Arrested Turks linked to ISIL, Malaysian police claims

Two Turkish nationals arrested in Malaysia are being held on suspicion of funding the Islamic State of Iraq and the Levant (ISIL), Kuala Lumpur said May 4, contradicting a state-run Anadolu Agency report which a day earlier claimed the suspects were members of the Gülen network, widely believed to have orchestrated last year's coup attempt.   

Malaysia's anti-terrorism police unit had been investigating the two men, along with a number of others, for "spreading, influencing and funding" ISIL activities, Deputy Prime Minister Ahmad Zahid Hamidi said.

Officers had a raft of communications between Turgay Karaman and İhsan Aslan, Hamidi told reporters, without revealing details of the alleged exchanges.

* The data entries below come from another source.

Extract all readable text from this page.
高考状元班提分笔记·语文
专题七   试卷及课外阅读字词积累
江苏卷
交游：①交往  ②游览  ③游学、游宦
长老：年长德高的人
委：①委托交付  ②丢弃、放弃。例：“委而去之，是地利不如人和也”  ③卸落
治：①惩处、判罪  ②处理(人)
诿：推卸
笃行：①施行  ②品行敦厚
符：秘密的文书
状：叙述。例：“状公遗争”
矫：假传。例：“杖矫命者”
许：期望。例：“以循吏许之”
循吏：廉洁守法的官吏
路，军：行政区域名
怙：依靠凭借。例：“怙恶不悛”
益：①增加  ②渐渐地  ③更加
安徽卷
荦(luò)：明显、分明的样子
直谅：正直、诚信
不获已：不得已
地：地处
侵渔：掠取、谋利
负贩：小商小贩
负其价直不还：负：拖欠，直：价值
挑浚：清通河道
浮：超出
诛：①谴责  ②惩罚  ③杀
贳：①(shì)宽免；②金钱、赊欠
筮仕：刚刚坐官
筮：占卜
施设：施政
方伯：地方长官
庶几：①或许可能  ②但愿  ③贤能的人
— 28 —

News of the arrests broke on May 3, when national police Chief Khalid Abu Bakar said on Twitter that the men were being held "because they threatened the security of Malaysia."
   
Anadolu Agency said the two were linked to the U.S.-based Islamic preacher Fethullah Gülen, the main suspect in the probes into the July 15, 2016, coup attempt. 

Hamidi added that Aslan was being held under the Security Offences Act, which allows police to detain them for 28 days.

Suspects are often only allowed access to lawyers once they are charged in court.

Phil Robertson, deputy director of Asia at Human Rights Watch, said on May 3 the two men should be granted immediate access to their lawyers. 

The wives of the duo have denied the allegations.

"They have never hurt anyone," Ayse Gul Karaman, wife of Karaman, was quoted as saying by daily Star on April 4.